In three statements, the Federal Financial Institutions Examination Council (FFIEC) cautioned financial institutions about data security threats, such as distributed denial-of-service (DDoS) attacks, cyber attacks targeting ATMs and recent security encryption vulnerabilities.

DDoS attacks targeting financial institutions have increased in both number and sophistication and intensity in recent years, the FFIEC said. Often coupled with attempted fraud, the attacks present both operational and reputational risks.

All financial institutions have an obligation to address such attacks as part of their information security and incident response plans, the regulators said. Specifically, banks should be prepared to assess and prioritize possible risks to both online accounts and external websites, monitor Internet traffic to detect potential attacks, and launch a response plan in the event of an attack, complete with communication strategies with customers about the safety of their accounts.

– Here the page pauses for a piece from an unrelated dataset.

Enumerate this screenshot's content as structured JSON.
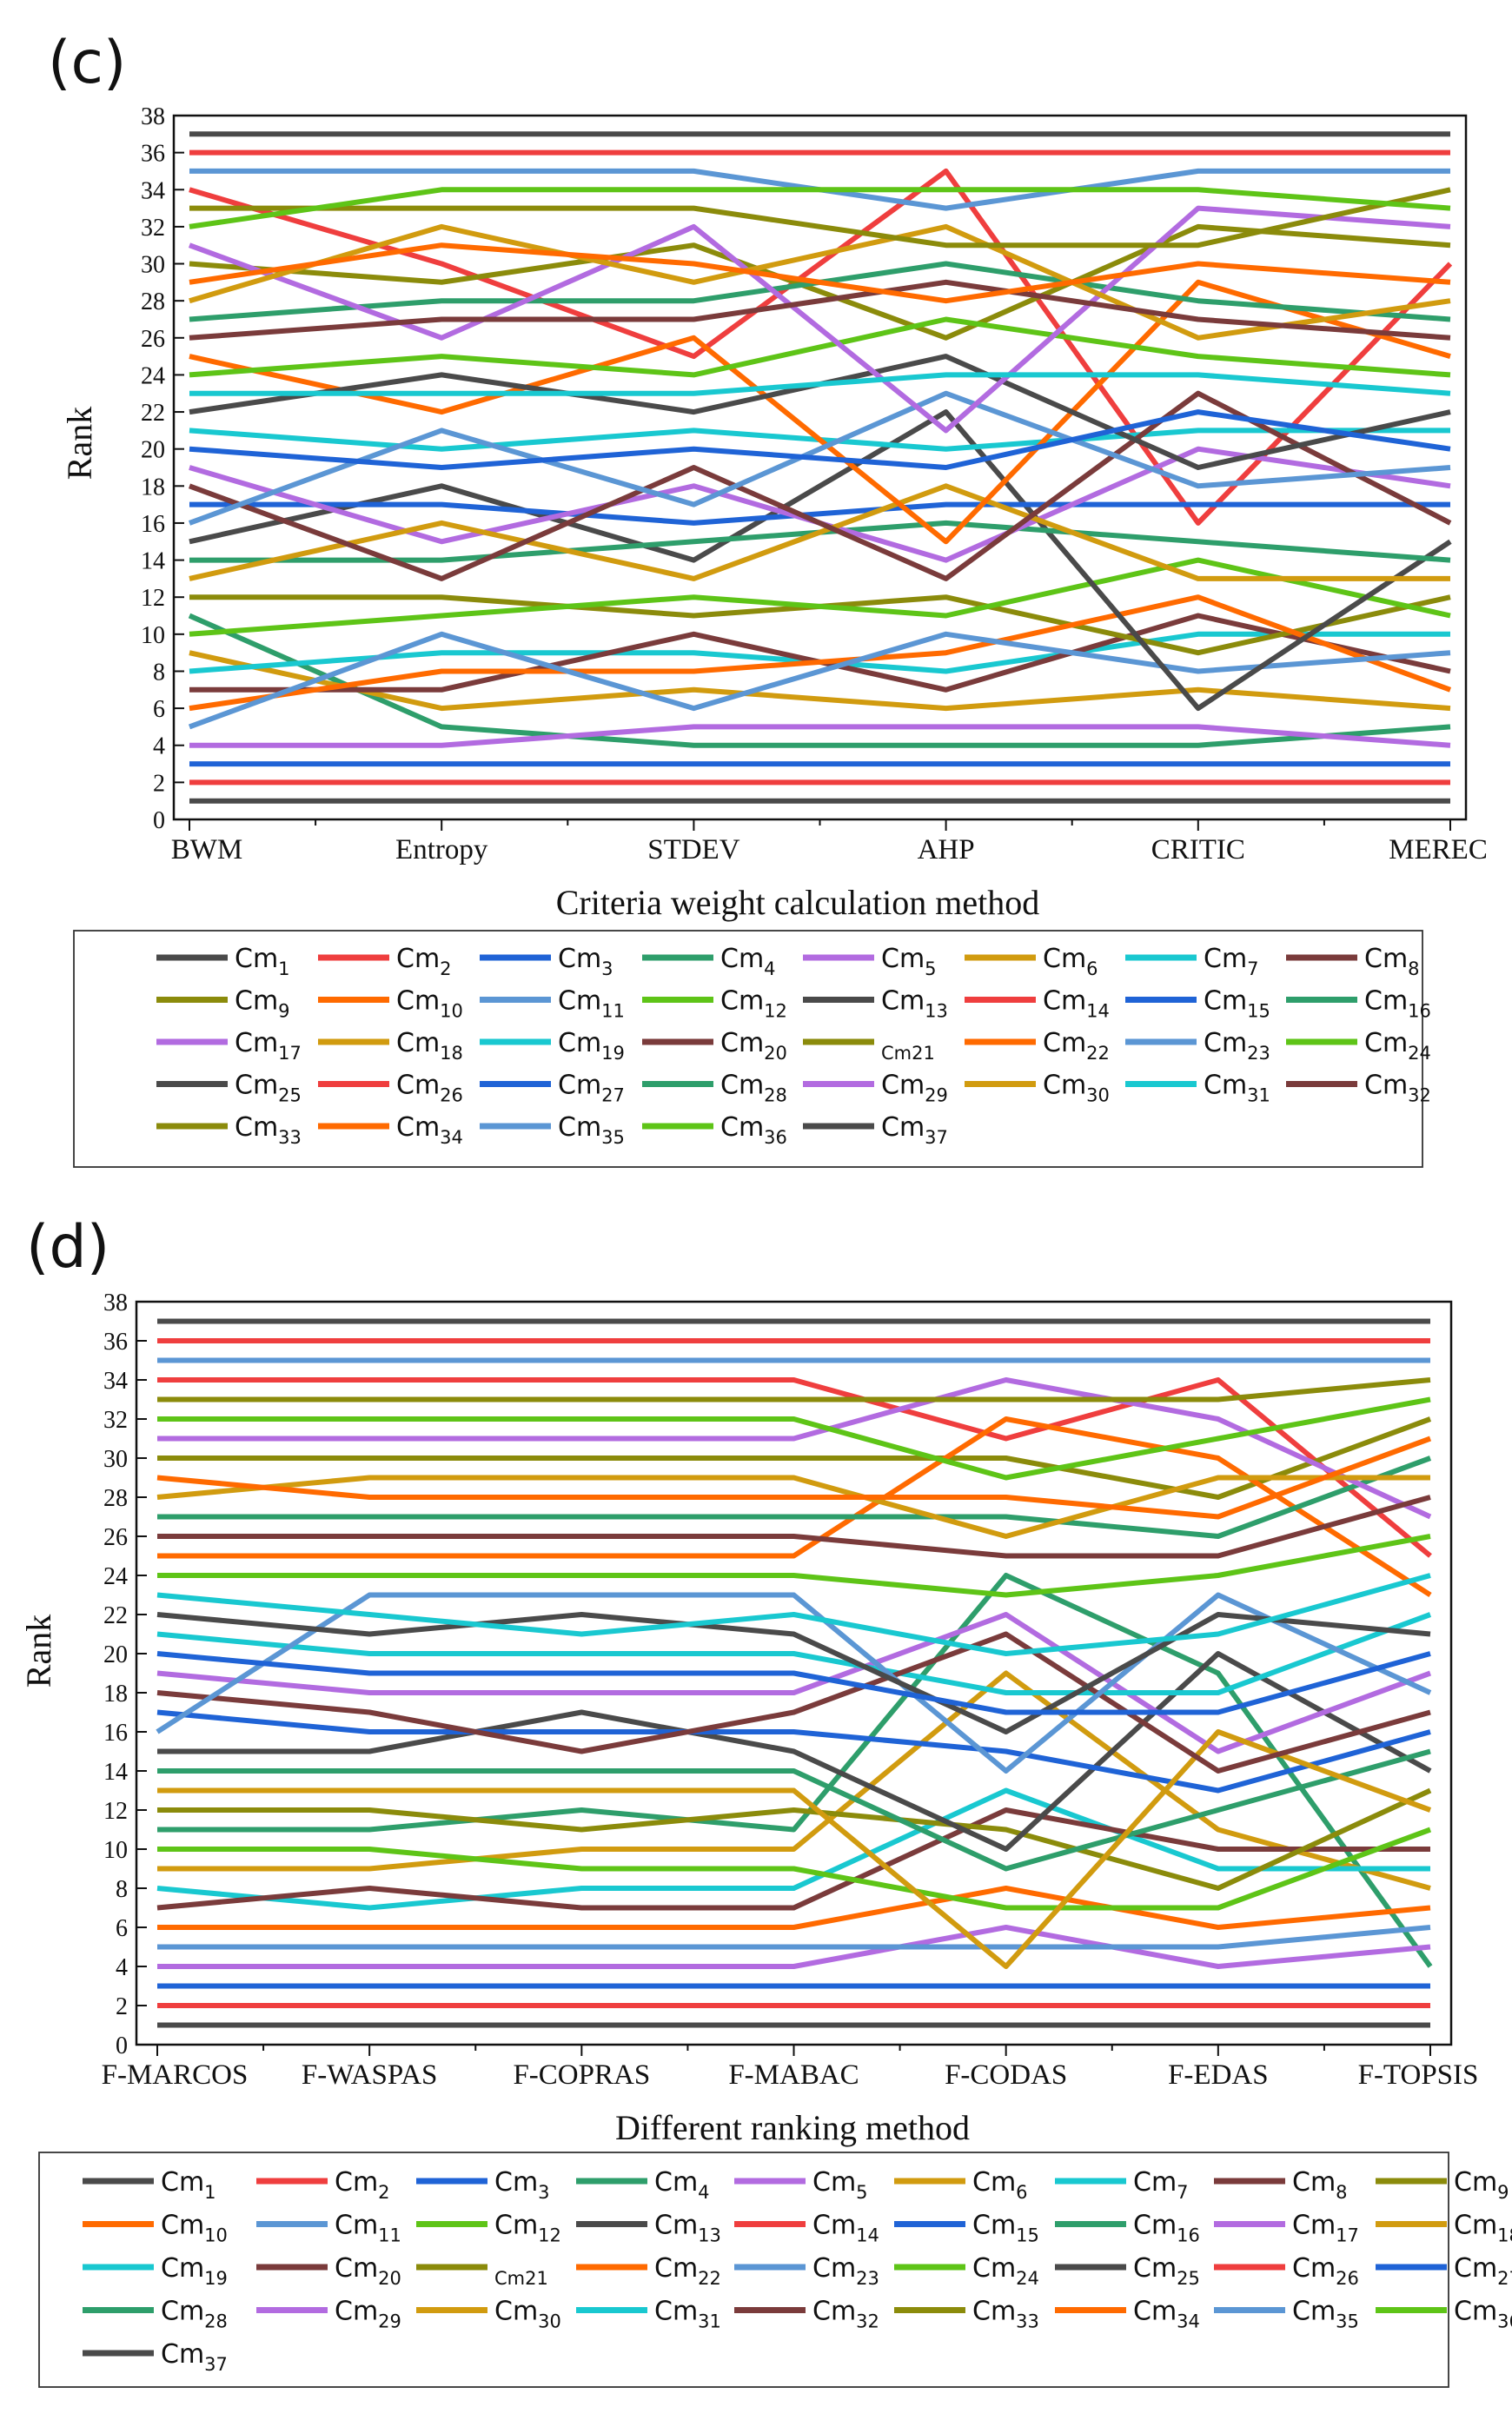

The regulators suggested that precontracted third-party services might be appropriate for the duration of a DDoS attack and reminded financial institutions to consider sharing information about the attack with other organizations and law enforcement. In the wake of attacks, financial institutions should take stock of their plans and fill in any gaps.

In a second statement, the FFIEC warned financial institutions that ATMs are facing a new type of fraud resulting in large dollar losses. In this type of attack, dubbed “Unlimited Operations” by the U.S. Secret Service, hackers gain access to ATM web-based control panels used by small and medium-sized financial institutions and then alter the settings, allowing unlimited amounts of cash beyond control limits or customer balances.

The FFIEC members said they “expect financial institutions to take steps to address this threat by reviewing the adequacy of their controls over their information technology networks, card issuer authorization systems, systems that manage ATM parameters, and fraud detection and response processes.”

To meet regulatory expectations, the statement presented a multistep process beginning with ongoing information security risk assessments and the performance of security monitoring, prevention and risk mitigation, as well as protection against unauthorized access. Because an Unlimited Operations attack often begins with a phishing e-mail sent to bank employees, financial institutions should ensure that antivirus and firewall protections are up to date. Consider limiting the number of elevated privileges, updating all credentials and establishing authentication rules, the FFIEC advised.

Controls and incident response plans should be implemented and tested regularly, with reports to senior management or the board of directors, and employees should be trained in information security awareness, including guidance on how to identify and prevent phishing attempts. Financial institutions might also think about participating in industry information-sharing forums, the regulators added.

Just days later, after news reports detailed widespread problems related to the “Heartbleed” bug, the regulators issued a supplemental alert. Financial institutions that use OpenSSL to encrypt data in transit for websites, e-mail servers or other applications are vulnerable after the discovery of the Heartbleed coding error, leaving them open to a variety of cyber attacks.

Among other things, financial institutions are expected to (a) upgrade vulnerable systems as soon as possible to eliminate the possibility for attackers to decrypt, spoof or perform attacks on network communications, (b) verify that third-party vendors are taking appropriate mitigation steps to upgrade and patch all implicated systems and monitor the vendors’ efforts, and (c) conduct testing to ensure success.

In addition, “[f]inancial institutions should operate with the assumption that encryption keys used on vulnerable servers are no longer viable for protecting sensitive information and should therefore strongly consider requiring users and administrators to change passwords after applying the OpenSSL patch,” the FFIEC wrote.

To read the FFIEC’s statement on DDoS attacks, click here.

To read the FFIEC’s statement on ATM cyber attacks, click here.

To read the FFIEC’s statement on Heartbleed, click here.

Why it matters: Data security threats are a major concern for financial institutions and recent happenings—from the Heartbleed bug to data breaches to ATM cyber attacks—reinforce the importance of taking steps to prevent such threats and being prepared to react if and when they do occur.